Search code examples
apache-sparkpysparkapache-spark-sql

Speed difference between spark.read.parquet and spark.read.format.load


I'm trying to understand what is causing the huge difference in reading speed. I have a dataframe with 30 million rows and 38 columns.

final_df=spark.read.parquet("/dbfs/FileStore/path/to/file.parquet")

This takes 14 minutes to read the file.

While

final_df = spark.read.format("parquet").load("/dbfs/FileStore/path/to/file.parquet")

Takes only 2 seconds to read the file.


Solution

  • spark.read.parquet(filename) and spark.read.format("parquet").load(filename) do exactly the same thing.

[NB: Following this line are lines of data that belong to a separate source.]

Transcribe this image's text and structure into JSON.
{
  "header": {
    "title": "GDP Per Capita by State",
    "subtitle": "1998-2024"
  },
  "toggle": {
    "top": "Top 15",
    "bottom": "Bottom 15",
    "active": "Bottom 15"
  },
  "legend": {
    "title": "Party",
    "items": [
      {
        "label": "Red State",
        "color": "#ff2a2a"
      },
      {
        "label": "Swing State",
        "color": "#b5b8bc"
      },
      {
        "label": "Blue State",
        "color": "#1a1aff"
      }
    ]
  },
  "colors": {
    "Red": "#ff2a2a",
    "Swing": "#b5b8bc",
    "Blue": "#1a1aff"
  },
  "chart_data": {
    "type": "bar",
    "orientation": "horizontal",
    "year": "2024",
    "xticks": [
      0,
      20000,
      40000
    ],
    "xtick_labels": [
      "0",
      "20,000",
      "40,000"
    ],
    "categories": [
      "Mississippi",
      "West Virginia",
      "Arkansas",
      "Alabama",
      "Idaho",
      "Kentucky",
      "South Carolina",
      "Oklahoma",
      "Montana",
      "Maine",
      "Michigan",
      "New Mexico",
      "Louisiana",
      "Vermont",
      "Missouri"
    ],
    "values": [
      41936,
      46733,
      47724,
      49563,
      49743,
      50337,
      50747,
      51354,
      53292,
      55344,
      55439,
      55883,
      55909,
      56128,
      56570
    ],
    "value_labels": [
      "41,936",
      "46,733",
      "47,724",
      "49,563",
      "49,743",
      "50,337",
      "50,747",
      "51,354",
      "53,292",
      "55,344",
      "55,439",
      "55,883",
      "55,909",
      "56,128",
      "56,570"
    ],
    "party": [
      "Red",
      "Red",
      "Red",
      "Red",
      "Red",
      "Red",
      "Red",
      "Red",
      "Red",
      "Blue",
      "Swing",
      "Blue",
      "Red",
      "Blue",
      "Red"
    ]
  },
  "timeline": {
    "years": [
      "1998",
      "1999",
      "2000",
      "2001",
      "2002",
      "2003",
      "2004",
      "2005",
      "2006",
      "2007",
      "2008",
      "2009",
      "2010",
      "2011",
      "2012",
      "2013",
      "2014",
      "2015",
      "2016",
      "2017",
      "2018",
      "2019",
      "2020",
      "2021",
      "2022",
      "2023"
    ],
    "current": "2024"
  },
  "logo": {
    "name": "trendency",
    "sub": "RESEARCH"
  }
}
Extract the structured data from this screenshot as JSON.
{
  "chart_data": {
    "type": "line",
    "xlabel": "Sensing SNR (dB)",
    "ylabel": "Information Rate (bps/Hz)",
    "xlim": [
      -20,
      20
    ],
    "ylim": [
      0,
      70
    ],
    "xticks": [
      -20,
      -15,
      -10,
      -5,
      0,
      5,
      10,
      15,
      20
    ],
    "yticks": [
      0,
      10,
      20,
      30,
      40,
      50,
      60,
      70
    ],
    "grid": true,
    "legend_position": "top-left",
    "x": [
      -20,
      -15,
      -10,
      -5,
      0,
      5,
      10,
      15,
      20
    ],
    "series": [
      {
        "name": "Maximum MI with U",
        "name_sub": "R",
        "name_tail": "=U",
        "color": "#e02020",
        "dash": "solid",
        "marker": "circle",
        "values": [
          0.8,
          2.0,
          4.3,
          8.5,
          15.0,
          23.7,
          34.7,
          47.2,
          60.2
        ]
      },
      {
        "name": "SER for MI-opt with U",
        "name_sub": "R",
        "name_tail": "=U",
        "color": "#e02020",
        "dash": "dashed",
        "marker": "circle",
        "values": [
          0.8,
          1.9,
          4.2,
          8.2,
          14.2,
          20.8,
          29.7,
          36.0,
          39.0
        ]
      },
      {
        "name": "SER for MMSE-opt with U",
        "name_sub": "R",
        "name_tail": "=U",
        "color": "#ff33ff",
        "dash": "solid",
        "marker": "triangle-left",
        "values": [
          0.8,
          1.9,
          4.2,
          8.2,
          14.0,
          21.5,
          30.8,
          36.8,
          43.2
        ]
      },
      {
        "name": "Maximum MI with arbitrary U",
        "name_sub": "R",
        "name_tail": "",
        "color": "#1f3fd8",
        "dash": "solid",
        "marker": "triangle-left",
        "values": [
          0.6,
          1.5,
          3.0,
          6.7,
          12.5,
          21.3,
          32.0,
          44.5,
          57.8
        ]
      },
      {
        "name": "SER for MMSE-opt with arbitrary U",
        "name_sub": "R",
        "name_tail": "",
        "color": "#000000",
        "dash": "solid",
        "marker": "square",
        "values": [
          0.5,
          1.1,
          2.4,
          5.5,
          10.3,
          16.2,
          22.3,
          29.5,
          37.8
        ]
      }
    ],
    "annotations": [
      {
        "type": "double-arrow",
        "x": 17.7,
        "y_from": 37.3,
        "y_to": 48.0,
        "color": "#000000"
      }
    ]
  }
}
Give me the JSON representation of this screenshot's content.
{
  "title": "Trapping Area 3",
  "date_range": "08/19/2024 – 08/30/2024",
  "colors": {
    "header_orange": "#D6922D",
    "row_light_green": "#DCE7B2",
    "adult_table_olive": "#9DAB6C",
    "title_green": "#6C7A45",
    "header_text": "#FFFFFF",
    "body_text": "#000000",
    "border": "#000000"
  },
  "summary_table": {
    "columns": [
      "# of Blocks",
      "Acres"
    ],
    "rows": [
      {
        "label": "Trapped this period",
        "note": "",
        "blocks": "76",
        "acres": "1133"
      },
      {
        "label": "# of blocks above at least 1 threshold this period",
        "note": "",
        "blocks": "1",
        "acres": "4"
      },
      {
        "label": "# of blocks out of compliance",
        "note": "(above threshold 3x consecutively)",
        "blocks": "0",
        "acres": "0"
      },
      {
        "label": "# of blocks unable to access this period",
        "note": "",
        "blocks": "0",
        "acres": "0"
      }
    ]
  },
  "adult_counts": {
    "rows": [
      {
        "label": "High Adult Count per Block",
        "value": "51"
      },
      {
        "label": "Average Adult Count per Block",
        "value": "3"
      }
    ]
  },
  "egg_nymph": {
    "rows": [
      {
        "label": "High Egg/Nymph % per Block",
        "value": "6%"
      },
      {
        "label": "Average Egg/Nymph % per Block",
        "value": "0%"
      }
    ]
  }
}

    We can see this in the source code (taking Spark 3.3.2, latest version at the time of this post).

      /**
       * Loads a Parquet file, returning the result as a `DataFrame`.
       *
       * Parquet-specific option(s) for reading Parquet files can be found in
       * <a href=
       *   "https://spark.apache.org/docs/latest/sql-data-sources-parquet.html#data-source-option">
       *   Data Source Option</a> in the version you use.
       *
       * @since 1.4.0
       */
      @scala.annotation.varargs
      def parquet(paths: String*): DataFrame = {
        format("parquet").load(paths: _*)
      }
    

    We see that calling spark.read.parquet(filename) is actually a kind of "alias" for spark.read.format("parquet").load(filename).

    Conclusion

    Those 2 methods of reading in files are exactly the same. Also, reading in a file with these methods is a lazy transformation, not an action. Only 2 seconds to read in a dataset of 30 million rows and 38 columns is extremely quick, probably too quick (depending on your hardware).

    So in your case, one of the following might have happened:

    • Maybe you called an action after the "slow" one, triggering an actual read and did not do that for the "quick" one. The "quick" one did not actually read in the file.
    • Maybe after the first read, your dataset was cached somehow. This could remove the need of reading in the file again.